It was great. No, it didn’t open any wounds. The wounds were so long ago. The whole process, that I was actively doing something about it was so cathartic in some ways. I was involving other people, so it wasn’t just a burden for me to bear by myself, which for years it was. I would talk about this thing and nobody would believe me. One of my friends who showed up, she remembered me talking about this film, and she remembered how everyone thought I was lying. For her to see that it exists, and for me to see that it exists… it was like every step of the way, everything I was doing in making this film, was vindication. It was all good. I just had to make it a good film to share with everybody. I want everybody who was involved in it to have their talent showcased as well.
The woman who played the nurse, I think she was really talented. She could have been an actress. That was taken away from her, because this [film] vanished. It wasn’t just about me; it was that all these other people had their talent stolen from them.
In the film, you mentioned seeing reverberations of Shirkers’ style in American films from Wes Anderson and other directors. Do you feel like your film could have been something big, if it hadn’t been taken from you?
Especially in a place where people did not care for this sort of thing, if this movie had come out as a finished product in Singapore at that point, people wouldn’t know what to make of it. They would have laughed at us. It made no sense. It’s not the conventional heroine. They would have just laughed us out of town, and all our classmates who hated us would have hated us even more. I think that’s what would have happened. In a way, we were spared.
The original Shirkers is also untouched, in a way. Had it been completed, maybe some of the mystery and beauty of it all would have been lost.

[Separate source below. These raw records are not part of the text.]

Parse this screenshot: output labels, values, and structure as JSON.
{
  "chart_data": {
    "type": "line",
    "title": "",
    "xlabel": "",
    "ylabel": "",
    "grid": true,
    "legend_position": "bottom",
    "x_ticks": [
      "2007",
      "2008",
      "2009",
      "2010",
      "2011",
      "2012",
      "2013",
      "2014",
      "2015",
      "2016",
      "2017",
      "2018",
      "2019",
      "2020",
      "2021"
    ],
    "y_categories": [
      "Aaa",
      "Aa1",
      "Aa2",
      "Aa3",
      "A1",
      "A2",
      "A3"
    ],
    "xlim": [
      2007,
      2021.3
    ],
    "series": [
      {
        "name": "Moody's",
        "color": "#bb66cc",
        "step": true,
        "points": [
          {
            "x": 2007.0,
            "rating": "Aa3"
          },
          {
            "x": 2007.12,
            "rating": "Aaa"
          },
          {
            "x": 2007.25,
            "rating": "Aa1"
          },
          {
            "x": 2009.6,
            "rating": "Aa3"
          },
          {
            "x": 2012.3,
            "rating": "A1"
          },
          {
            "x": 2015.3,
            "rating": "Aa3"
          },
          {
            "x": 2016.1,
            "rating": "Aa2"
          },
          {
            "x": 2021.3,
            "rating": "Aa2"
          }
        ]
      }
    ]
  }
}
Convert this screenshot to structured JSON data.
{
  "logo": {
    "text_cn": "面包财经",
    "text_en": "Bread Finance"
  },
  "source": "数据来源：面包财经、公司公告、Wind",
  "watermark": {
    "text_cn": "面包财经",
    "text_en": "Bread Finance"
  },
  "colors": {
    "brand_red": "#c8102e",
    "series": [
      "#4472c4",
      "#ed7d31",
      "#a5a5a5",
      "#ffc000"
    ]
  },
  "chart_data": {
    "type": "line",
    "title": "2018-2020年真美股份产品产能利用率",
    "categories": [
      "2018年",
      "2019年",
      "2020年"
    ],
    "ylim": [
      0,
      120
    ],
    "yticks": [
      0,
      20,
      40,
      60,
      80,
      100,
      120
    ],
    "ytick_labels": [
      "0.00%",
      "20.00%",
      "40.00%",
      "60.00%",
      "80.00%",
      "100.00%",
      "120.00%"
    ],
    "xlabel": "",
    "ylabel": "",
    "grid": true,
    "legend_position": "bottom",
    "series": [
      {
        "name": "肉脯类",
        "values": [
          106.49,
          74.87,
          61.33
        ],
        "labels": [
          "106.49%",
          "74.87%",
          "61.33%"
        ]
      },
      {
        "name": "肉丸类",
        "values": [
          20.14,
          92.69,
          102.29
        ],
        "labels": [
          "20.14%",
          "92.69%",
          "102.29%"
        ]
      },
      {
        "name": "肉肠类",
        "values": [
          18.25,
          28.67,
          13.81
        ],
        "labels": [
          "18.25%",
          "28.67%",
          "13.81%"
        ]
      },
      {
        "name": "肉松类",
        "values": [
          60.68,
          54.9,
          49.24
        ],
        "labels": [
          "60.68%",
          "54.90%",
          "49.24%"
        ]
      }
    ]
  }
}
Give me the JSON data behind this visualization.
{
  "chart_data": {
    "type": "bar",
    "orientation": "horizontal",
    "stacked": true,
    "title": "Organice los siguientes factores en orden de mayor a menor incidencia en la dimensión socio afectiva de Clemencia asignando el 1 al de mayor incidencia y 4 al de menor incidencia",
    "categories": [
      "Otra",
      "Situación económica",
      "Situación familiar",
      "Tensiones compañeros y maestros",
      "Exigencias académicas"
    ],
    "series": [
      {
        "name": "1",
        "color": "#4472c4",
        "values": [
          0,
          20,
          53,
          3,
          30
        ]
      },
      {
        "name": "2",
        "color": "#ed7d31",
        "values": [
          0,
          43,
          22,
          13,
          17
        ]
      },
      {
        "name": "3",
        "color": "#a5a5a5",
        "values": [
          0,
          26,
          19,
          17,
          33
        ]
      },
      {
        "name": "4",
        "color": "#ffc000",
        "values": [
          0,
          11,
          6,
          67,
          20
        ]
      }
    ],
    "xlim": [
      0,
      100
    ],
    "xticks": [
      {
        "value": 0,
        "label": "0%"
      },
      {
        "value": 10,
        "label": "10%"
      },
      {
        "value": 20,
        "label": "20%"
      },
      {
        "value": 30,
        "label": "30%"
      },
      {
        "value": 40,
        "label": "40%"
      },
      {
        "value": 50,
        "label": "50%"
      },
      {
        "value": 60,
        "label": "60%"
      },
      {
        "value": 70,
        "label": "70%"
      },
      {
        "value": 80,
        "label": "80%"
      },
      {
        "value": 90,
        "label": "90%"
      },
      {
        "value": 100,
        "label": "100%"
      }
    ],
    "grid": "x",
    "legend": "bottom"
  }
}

Yeah, that’s true. And it kept us all dreaming of movies as a possibility. Sophie [Sophia Harvey] is a professor at Vassar. Jasmine [Ng] is making films—she won’t say what, but I think she is making short documentaries. And I’m doing this. I guess we all had this happy, open wound—if it was an open would, it was a happy one. It left us all dreaming and still wanting to make things.
Do you think having Shirkers taken from you made you more driven? Were you striving to fill that void or make something better to replace it?
Now, I think, having done this… having proof that I can make this—that I can take my own story back, take my own narrative back—I am much more eager and impatient to move on and do more projects. That’s been good. It’s been good for everybody who has been involved in this whole thing. Even the crew, everyone is just moving onto great things right now.
Yeah, and the movie ends on such a hopeful tone. Especially with the use of the recovered footage in the film, it makes everything feel so much more vibrant and special.
The thing is, I want people to be brave and to do stuff, because what’s the worst thing that can happen to you? The worst that can happen is that you have your art stolen from you, like we did—for years! And yet, you’re not broken. You’re still alive. You can do stuff. I think every day that you are alive is like gravy, you know? I just want people to remember that. It’s so easy to forget that sometimes.